Les choses ont bien changé depuis l’époque où les Noirs fuyaient l’esclavage du Sud des États-Unis et se réfugiaient au Canada. Grâce au Chemin de fer clandestin (un réseau secret d’abolitionnistes), plus de 40 000 esclaves ont pu respirer l’air de la liberté du Canada. Or, aujourd’hui, il est inquiétant de constater que des politiciens canadiens et québécois préfèrent fermer la porte à des personnes qui subissent des conditions inhumaines.
Pour ceux qui ne le savaient pas, depuis samedi à minuit, le chemin Roxham (Roxham Road), un passage qu’utilisaient les migrants pour entrer au Canada, est officiellement fermé.
La fermeture de ce passage représente certes un dur coup pour ces gens en quête d’une vie meilleure, mais également pour la tolérance, qui favorise la liberté et la diversité dans une société.
On se doutait bien que depuis que le président américain Joe Biden a posé les pieds sur le sol canadien, le premier ministre Justin Trudeau et lui concluraient un accord concernant le chemin Roxham, mais pas un accord aussi prompt et brutal.
Je me demande à quel point il est difficile pour M. Trudeau de réaliser que les demandeurs d’asile qui empruntent le chemin Roxham pour entrer dans son pays sont en réelle difficulté.
Pourtant, le 28 janvier 2017, il a déclaré sur son compte Twitter : « À ceux qui fuient la persécution, la guerre et la terreur, le Canada vous accueillera… »
S’agissait-il d’un coup de publicité afin d’établir le Canada comme terre d’accueil par excellence, comme « le plus meilleur pays du monde », comme l’avait dit fièrement l’ancien premier ministre Jean Chrétien ?
De qui parlait-il, au fait ?
De toute évidence, M. Trudeau ne faisait pas allusion aux demandeurs d’asile congolais qui ont fui la guerre qui sévit dans l’est de la République démocratique du Congo.
Il ne parlait pas non plus des migrants haïtiens qui ont peut-être échappé de justesse aux violences physiques et économiques de Port-au-Prince.
Mais à qui s’adressait-il alors ? Des victimes de persécution ou de guerre qui lui ressemblent un peu plus ?
Sans vouloir me positionner en faiseur de morale, je rappelle aux politiciens occidentaux que l’humanisme n’a pas de couleur ni de frontières.
Autrement dit, on ne peut pas ouvrir notre cœur aux enfants ukrainiens et fermer nos frontières à ceux qui viennent d’Haïti et de la République démocratique du Congo, des pays en détresse.
Il me semble incongru que le peuple canadien soutienne cette politique des deux poids, deux mesures et ce favoritisme associé à l’eugénisme.
Quant à la population québécoise, je comprends son inquiétude liée au fardeau économique que représentent les nombreux migrants qui franchissent la frontière via le chemin Roxham.
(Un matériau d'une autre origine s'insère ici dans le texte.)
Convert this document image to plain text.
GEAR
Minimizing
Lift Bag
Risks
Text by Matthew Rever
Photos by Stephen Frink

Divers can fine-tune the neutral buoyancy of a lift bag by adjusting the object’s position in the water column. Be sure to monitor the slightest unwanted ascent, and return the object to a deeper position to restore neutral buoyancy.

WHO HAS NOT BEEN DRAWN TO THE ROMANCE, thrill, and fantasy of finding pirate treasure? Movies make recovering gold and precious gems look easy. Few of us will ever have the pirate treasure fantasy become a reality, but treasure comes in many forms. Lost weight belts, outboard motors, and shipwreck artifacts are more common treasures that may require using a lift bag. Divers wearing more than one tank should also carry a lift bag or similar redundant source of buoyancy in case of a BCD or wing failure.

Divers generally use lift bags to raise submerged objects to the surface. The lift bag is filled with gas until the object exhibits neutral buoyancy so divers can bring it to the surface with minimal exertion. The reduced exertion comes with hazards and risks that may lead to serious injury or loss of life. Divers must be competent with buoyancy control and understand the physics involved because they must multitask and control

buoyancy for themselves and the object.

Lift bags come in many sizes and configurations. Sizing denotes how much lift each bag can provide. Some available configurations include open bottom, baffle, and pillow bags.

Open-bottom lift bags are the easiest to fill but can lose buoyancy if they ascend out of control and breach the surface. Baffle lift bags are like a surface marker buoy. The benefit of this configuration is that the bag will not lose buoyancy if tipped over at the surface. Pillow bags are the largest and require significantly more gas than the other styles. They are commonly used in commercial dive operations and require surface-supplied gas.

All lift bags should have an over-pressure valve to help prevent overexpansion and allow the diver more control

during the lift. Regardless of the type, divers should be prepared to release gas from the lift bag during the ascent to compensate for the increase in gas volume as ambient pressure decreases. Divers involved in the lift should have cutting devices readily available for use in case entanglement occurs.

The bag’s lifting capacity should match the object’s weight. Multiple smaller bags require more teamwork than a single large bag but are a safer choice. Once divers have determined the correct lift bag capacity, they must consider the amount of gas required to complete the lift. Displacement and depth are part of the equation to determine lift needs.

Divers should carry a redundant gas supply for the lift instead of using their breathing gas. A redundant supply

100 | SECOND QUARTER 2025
Cependant, lorsqu’on inclut dans le débat la protection de la langue française, on me perd.
Nul plus que moi n’accorde une importance au respect des langues nationales ; toutefois, je porte une attention fondamentale à la dignité et la vie humaine.
Permettez-moi de conclure en vous dévoilant une partie plutôt douloureuse de mon enfance.
Dans les années 1980, j’ai assisté à plusieurs événements relatifs à l’immigration dans la communauté haïtienne.
J’ai vu mes parents verser des larmes lorsque des proches de la famille étaient refoulés par Immigration Canada, à l’aéroport de Mirabel.
J’ai vu des grand-cousins courir dans la neige sans tenue vestimentaire hivernale quand des inspecteurs d’Immigration Canada ont frappé à la porte de notre appartement qui abritait trois personnes sans papiers.
J’ai même vu des gens en pleurs, étendus sur le sol de la grande salle de l’organisme communautaire BCHM, manifester leur peine concernant une éventuelle déportation en raison de leur situation irrégulière dans la province.
Mais ce qui m’a le plus marqué, c’est lorsque j’ai vu, dans les nouvelles à la télévision, la photo d’un karatéka nommé Pierrot Innocent, qui a préféré se mettre la corde au cou, dans la salle où il pratiquait son sport, plutôt que d’être expulsé du Canada et renvoyé en Haïti, pays ravagé par l’impérialisme américain et le colonialisme.
Bref, comme tant d’autres, j’ai vu beaucoup de choses qui ont attristé la communauté noire.
Et si ces politiciens occidentaux élargissaient leurs champs de vision, ils comprendraient mieux la réalité des migrants, et cet accord inhumain concernant le chemin Roxham ne serait pas signé.